Рассмотрим, например, с точки зрения эффекта Болдуина функциональные системы нейронов, те ансамбли клеток, о которых говорилось в конце предыдущей главки, — распределенные по различным структурам мозга, но задействованные в решении одной задачи. Представим себе, что условия, в которых обитает популяция, так или иначе изменились — климат стал теплее или холоднее, исчезли одни пищевые ресурсы, появились другие. Организмы, обладающие нервной системой, не только подвергаются отбору по фиксированным признакам (таким, как величина туловища или скорость обмена веществ, оптимальная для нового температурного режима) — они способны демонстрировать различные реакции на одну и ту же ситуацию при ее повторениях, обучаться, находить новые решения. При этом нервная система животного формирует новые конфигурации нейронов, образованные совместным участием многих структур в решении одной проблемы. Они активируются в момент решения и могут снова активироваться при новом появлении той же проблемы. (Как связаны кратковременная и долговременная память с изменениями в структуре межнейронных контактов — синапсов, показал нобелевский лауреат 2000 года Эрик Кандель в экспериментах на морском моллюске аплизии, а затем на мышах, см., например, «Химию и жизнь», 2001, № 11.)

В отличие от изменений на уровне генома, новые навыки приобретаются быстро, на протяжении жизни одного поколения. Но если условия остаются неизменными и все новые и новые поколения сталкиваются с той же проблемой, то накапливаются генетические изменения, делающие обучение полезному поведению чуть более быстрым. При этом могут изменяться и внешние анатомические признаки, и структуры мозга, и биохимия.

Повторим еще раз: это не означает, что когнитивная деятельность заменяется инстинктом, готовой программой. Хороший пример того, как может действовать эффект Болдуина в этой области, — формирование человеческой речи (кстати, о проявлении эффекта Болдуина в происхождении речи на той же конференции рассказывала кандидат филологических наук С.А.Бурлак; о ее книге см. «Химию и жизнь», 2011, № 6).
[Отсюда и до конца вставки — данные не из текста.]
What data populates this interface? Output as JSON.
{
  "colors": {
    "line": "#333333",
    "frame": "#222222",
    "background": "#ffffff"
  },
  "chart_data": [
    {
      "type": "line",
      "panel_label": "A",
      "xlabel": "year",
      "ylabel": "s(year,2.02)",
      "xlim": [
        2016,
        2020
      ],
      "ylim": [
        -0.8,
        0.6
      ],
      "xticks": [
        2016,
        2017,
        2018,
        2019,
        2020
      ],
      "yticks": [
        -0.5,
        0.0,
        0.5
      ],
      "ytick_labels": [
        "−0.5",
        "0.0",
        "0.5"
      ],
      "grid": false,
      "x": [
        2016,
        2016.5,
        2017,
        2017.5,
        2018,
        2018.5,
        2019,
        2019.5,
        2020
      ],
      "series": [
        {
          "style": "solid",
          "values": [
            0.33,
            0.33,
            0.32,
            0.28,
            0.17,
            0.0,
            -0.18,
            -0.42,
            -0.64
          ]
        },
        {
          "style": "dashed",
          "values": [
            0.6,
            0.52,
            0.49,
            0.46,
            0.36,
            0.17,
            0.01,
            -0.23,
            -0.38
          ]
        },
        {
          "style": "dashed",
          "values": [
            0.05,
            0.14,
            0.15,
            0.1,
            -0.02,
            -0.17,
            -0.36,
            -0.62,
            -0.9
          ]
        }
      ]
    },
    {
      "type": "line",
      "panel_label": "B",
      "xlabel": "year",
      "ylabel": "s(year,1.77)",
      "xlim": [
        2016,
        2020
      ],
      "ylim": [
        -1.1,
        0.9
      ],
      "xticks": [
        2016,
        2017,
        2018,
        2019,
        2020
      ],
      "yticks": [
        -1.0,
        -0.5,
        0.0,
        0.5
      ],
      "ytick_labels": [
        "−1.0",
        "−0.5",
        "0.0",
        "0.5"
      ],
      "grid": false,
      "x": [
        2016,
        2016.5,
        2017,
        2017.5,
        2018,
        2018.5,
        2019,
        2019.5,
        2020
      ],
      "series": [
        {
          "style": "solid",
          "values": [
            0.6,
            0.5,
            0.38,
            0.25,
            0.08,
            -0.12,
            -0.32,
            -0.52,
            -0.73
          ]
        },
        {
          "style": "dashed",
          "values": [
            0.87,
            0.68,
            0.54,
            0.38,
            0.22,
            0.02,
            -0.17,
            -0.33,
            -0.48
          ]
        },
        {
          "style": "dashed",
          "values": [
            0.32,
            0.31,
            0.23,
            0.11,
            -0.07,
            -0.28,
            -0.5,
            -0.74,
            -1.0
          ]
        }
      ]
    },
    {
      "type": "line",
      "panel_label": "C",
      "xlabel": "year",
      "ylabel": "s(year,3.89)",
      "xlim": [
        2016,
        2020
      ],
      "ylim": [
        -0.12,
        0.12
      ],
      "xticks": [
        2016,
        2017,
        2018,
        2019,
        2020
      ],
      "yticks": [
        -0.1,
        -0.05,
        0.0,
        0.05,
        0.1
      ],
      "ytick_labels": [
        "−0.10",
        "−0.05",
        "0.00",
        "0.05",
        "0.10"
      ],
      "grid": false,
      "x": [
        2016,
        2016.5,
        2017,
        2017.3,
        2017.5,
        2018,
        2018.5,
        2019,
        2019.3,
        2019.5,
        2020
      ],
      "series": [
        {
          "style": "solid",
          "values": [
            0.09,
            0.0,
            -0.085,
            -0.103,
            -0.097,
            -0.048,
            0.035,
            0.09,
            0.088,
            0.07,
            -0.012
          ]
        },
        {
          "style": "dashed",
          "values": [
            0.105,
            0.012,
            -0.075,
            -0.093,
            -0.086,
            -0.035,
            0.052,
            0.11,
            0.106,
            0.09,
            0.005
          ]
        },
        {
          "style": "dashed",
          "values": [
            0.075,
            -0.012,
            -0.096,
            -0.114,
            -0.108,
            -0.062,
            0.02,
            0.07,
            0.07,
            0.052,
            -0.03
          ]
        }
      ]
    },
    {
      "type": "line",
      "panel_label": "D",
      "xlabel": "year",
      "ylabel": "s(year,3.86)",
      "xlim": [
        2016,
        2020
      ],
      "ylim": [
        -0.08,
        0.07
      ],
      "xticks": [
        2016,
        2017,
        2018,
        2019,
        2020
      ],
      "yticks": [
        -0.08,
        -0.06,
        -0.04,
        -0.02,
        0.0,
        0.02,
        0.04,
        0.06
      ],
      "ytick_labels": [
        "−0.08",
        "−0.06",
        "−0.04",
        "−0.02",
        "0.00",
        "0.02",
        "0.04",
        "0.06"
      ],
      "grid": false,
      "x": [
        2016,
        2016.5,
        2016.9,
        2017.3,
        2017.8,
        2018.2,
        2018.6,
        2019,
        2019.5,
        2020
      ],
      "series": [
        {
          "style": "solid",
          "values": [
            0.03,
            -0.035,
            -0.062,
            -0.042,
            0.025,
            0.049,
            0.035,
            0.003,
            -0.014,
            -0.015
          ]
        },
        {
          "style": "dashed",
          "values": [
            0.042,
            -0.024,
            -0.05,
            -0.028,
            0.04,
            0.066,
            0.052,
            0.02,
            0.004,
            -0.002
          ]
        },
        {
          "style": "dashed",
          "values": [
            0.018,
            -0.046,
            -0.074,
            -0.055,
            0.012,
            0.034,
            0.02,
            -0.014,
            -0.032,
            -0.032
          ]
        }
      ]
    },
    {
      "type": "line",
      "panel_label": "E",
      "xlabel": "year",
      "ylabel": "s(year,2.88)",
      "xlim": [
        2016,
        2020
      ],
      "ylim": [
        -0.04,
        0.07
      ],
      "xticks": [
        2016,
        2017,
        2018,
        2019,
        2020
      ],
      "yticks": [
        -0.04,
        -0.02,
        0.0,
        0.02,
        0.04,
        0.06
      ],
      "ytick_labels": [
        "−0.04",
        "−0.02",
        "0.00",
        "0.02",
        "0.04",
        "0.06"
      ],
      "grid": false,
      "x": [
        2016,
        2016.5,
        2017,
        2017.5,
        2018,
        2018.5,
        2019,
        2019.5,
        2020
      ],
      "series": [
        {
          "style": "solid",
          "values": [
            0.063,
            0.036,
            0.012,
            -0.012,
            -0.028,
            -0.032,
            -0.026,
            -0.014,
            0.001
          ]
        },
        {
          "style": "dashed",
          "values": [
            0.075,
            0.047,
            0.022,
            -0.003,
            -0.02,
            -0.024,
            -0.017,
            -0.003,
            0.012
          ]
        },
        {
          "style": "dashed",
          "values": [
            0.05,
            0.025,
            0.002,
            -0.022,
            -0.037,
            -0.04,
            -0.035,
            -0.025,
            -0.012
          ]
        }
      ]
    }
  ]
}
Умение говорить у человека не врожденно, в отличие, например, от «танцев» пчел, с помощью которых разведчица сообщает, в какой стороне от улья источник пищи. Однако предрасположенность к обучению речи, к обмену информацией с сородичами у человеческих детенышей уникальна, и она заложена на генном уровне. Те коммуникативные задачи, которые наши далекие предки, сговариваясь перед охотой, решали, вероятно, с огромным трудом, для современного человека не представляют сложности. Мы — самый социальный вид Земли, обмен информацией друг о друге для нас — как вода для рыбы, мы даже не замечаем, что делаем это. Мы должны учиться общению, это не дается нам от рождения, но мы сверхспособные ученики.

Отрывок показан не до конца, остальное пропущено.